In order to improve survival outcomes for cancer in low-income settings, like the Gaza Strip, it is essential to reduce the interval to diagnosis by promoting early presentation with symptoms. Essential interventions to achieve this have to focus on reducing barriers to presentation, such as ‘embarrassment’ or ‘fear’ or ‘worry about what the doctor might find’. This can be achieved by nurturing greater public awareness and including more health content in school curricula, as greater knowledge was associated with less barriers in this study. Furthermore, reducing practical barriers by improving access to healthcare as well as the quality of care available to people will reduce barriers of ‘fear’ and ‘difficulty making an appointment with a doctor’, which were noticed in this study.

Strengths and limitations

This study had a large sample size and could be considered representative of the Gaza population. The study also had a high response rate and used a validated instrument, the CAM. In addition, the inclusion of both adults and adolescents provides the opportunity for additional recommendations on prevention interventions.
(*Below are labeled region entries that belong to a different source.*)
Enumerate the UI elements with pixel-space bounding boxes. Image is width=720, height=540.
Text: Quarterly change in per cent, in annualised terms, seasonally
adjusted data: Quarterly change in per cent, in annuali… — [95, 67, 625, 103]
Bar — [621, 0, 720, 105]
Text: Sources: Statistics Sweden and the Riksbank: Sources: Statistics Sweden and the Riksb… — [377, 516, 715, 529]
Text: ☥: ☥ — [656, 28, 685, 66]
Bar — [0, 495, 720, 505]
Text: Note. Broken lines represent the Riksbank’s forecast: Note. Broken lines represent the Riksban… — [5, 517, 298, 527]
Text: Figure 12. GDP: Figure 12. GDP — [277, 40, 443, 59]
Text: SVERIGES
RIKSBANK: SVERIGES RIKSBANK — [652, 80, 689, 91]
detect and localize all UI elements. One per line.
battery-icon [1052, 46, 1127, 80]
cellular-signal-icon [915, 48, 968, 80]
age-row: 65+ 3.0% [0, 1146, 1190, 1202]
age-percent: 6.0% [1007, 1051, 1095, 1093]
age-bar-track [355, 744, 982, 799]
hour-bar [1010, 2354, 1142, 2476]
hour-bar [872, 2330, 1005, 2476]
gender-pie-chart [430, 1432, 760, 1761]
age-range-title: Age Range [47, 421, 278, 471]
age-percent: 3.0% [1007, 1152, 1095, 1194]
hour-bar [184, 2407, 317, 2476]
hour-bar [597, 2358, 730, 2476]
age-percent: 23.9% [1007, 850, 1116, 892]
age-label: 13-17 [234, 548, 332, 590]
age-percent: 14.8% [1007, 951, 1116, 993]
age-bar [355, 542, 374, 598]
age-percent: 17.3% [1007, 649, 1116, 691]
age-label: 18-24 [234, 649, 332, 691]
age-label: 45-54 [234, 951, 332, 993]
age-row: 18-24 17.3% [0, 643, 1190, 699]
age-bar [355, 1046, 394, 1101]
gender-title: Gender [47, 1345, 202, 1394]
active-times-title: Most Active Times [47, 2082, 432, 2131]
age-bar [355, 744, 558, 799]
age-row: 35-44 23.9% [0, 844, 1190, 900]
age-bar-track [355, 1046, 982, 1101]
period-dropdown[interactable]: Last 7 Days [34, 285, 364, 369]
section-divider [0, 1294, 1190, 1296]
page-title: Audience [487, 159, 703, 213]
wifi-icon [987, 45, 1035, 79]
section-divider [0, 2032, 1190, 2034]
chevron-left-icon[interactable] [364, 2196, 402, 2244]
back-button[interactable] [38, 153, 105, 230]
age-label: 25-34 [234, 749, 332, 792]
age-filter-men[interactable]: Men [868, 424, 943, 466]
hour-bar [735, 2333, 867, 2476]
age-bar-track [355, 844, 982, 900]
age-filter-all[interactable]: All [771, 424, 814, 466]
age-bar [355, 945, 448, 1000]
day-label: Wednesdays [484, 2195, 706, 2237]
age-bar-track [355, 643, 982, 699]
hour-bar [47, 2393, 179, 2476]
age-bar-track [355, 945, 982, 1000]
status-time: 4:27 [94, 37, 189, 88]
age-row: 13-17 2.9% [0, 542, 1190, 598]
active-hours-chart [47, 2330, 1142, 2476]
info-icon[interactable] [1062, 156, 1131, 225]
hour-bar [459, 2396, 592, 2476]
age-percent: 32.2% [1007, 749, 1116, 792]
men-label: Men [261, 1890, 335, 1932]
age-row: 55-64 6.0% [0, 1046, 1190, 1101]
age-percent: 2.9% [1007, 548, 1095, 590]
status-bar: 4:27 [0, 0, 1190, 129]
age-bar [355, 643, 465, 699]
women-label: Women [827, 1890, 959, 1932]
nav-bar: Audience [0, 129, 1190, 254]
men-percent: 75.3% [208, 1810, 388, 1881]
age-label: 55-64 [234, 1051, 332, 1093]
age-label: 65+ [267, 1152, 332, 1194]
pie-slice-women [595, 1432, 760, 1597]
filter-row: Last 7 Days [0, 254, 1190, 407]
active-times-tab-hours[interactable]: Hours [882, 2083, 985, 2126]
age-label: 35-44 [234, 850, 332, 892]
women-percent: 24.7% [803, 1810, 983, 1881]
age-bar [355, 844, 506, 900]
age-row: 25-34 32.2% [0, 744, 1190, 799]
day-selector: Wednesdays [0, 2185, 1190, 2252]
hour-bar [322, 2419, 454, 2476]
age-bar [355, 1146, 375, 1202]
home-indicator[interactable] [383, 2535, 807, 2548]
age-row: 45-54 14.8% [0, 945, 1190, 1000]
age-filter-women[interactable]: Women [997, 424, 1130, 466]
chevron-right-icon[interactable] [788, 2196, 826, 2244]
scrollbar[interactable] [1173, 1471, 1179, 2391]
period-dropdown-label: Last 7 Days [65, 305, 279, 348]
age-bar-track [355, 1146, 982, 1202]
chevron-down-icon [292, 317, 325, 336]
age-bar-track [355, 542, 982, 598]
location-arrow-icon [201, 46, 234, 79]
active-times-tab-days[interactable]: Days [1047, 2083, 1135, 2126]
However, adult participants were mainly recruited from among the visitors to governmental hospitals (excluding oncology departments). This might have led to recruitment of people displaying a certain degree of help-seeking behaviour and, thus, leading to some degree of selection bias. On the other hand, hospitals are busy places in the Gaza Strip with two, three or more visitors present with patients at all times, in addition to relatives waiting outside for news. Therefore, visitors did not necessarily display help-seeking behaviour themselves. Furthermore, this study surveyed healthy participants, who had not experienced a cancer diagnosis and, hence, looked at ‘anticipated’ feelings and behaviours. This could differ from actual feelings, experiences and behaviours in presence of cancer symptoms. In order to look at this more closely, further research should examine potential delay in the three stages of presentation, diagnosis and treatment experienced by cancer patients.

Conclusion

The most commonly reported barriers to seeking cancer care were ‘feeling scared’ and ‘feeling worried about what the doctor might find’, followed by practical and service barriers. In this study, females and adolescents were more likely to report ‘fear’ as a barrier to seek medical advice. Having a higher recall of cancer symptoms and risk factors was inversely associated with reporting most barriers to seek cancer care. In order to improve cancer outcomes in LMICs, such as the Gaza Strip, reducing the patient interval is essential. This can be achieved by targeting interventions to population groups with view to their specific barriers.